631 giorni di guerra ucraina. Il punto

Le armi restano le protagoniste, nella stupida immobilità della diplomazia internazionale

di Raffaele Crocco

I 631 giorni di nuova guerra fra Ucraina e Russia, iniziata con l’invasione voluta da Putin, non hanno messo a tacere la voce di chi è contro la guerra. Nonostante la repressione – esercitata da entrambi i governi – e a dispetto della poca pubblicistica, le notizie emergono. Magari in modo strumentale, affibbiando di volta in volta il ruolo del cattivo a chi reprime duramente i pacifisti. Il tribunale distrettuale Vasileostrovsky di San Pietroburgo ha dichiarato colpevole l’artista pacifista Sasha Skochilenko, per aver diffuso notizie false sull’esercito russo. La condanna è a sette anni di carcere duro in una colonia penale. L’accusa aveva chiesto alla corte di condannare l’artista a otto anni, la difesa puntava all’assoluzione. Lei, Skochilenko, era stata arrestata nell’aprile dello scorso anno dopo una performance piuttosto originale. Aveva sostituito i cartellini dei prezzi di un supermercato con altri, che raccontavano come stava andando la guerra in Ucraina. Ora, dopo già un anno e mezzo di carcere, dovrà scontare la pena e gli avvocati sono preoccupati: la donna è ammalata e sarà impossibile, là dove si troverà, ricevere l’assistenza adeguata.

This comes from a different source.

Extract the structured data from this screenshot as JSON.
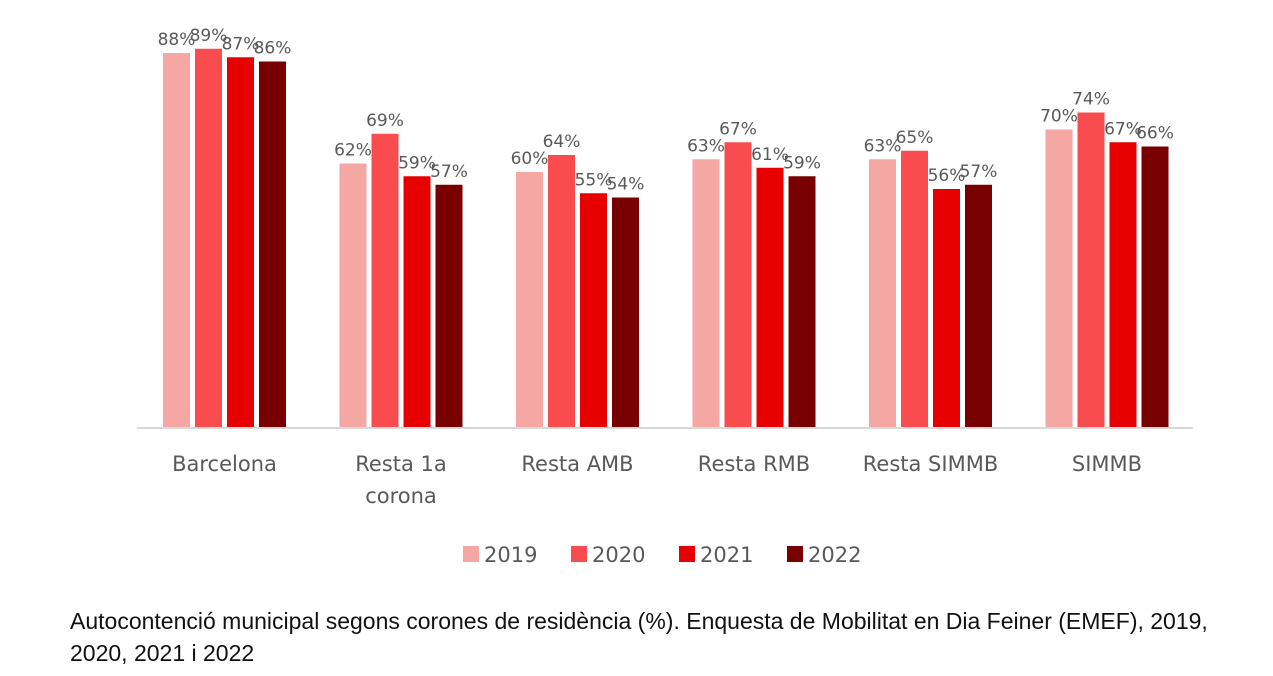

Una storia triste, che si somma alle troppe non raccontate attorno al movimento pacifista che, in Russia e in Ucraina, tenta di far sentire una voce alternativa a quella delle armi, senza trovare casse di risonanza nei media internazionali. Eppure, qualcosa dovrebbe cambiare. La guerra, forse, inizia a raccontare che “la situazione per l’Ucraina è difficile”. Lo ha ammesso il segretario generale della Nato Jens Stoltenberg, incontrando il presidente della Lettonia Edgars Rinkēvičs. Parole che contrastano con quanto lo stesso capo della Nato diceva solo alcune settimane fa, spiegando che l’offensiva ucraina, pur lenta, segnava dei successi e che le armate russe erano in evidente difficoltà. In realtà, la tenuta generale dell’Ucraina, alla vigilia del duro inverno, è in discussione, con Zelensky messo sotto pressione da chi vorrebbe il regolare svolgimento di elezioni presidenziali del 2024 e da chi segnala che l’economia sta colando inesorabilmente a picco.

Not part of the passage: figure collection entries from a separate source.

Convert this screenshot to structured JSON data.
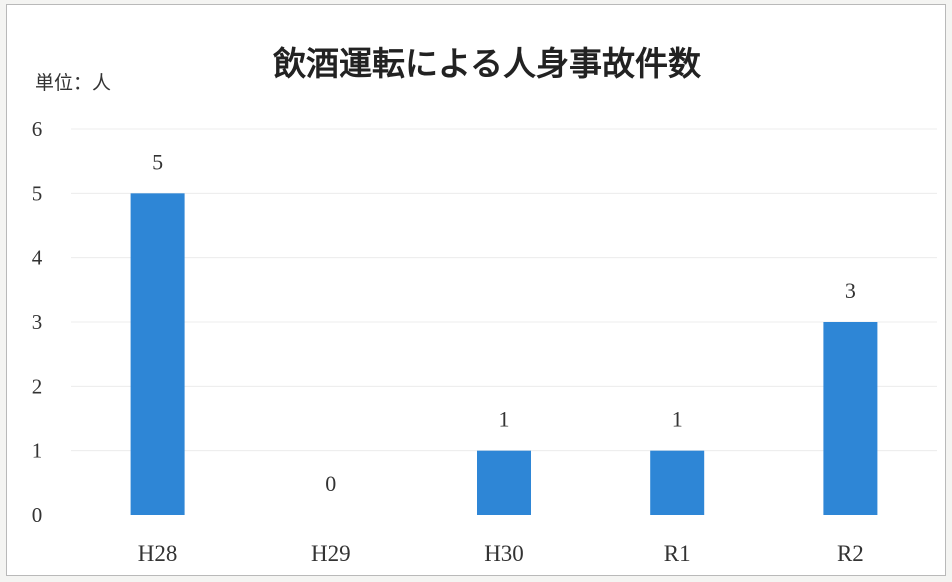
{
  "chart_data": {
    "type": "bar",
    "title": "飲酒運転による人身事故件数",
    "unit_label": "単位：人",
    "categories": [
      "H28",
      "H29",
      "H30",
      "R1",
      "R2"
    ],
    "values": [
      5,
      0,
      1,
      1,
      3
    ],
    "ylim": [
      0,
      6
    ],
    "yticks": [
      0,
      1,
      2,
      3,
      4,
      5,
      6
    ],
    "grid": true,
    "legend": "none",
    "bar_color": "#2e86d6"
  }
}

Una situazione complessa, proprio mentre l’esercito russo riprende l’iniziativa. Sta attaccando la città di Avdiivka, città industriale sul fronte est. In campo sono stati schierati blindati e uomini, che stanno prendendo di mira la zona industriale e bombardando, con l’artiglieria, 24 ore su 24. La città è già praticamente distrutta dai bombardamenti. I cittadini questa guerra la conoscono sin dal 2014, dall’inizio. Su 30mila abitanti di allora, ne sono rimasti poco più di 1.400, sparsi fra macerie e rovine. Il comando ucraino ha spiegato che l’esercito sta tenendo le posizioni, ma la pressione russa sta aumentando.

I civili restano i grandi protagonisti di questa guerra. Sono loro ad essere colpiti, con i combattimenti che si concentrano soprattutto sulle città. La città di Kherson, riconquistata un anno fa dalle forze ucraine, è continuamente bombardata dall’artiglieria russa, posizionata sulla sponda opposta del fiume Dnipro. Nelle ultime 48 ore, almeno un uomo è morto ed una donna è stata gravemente ferita.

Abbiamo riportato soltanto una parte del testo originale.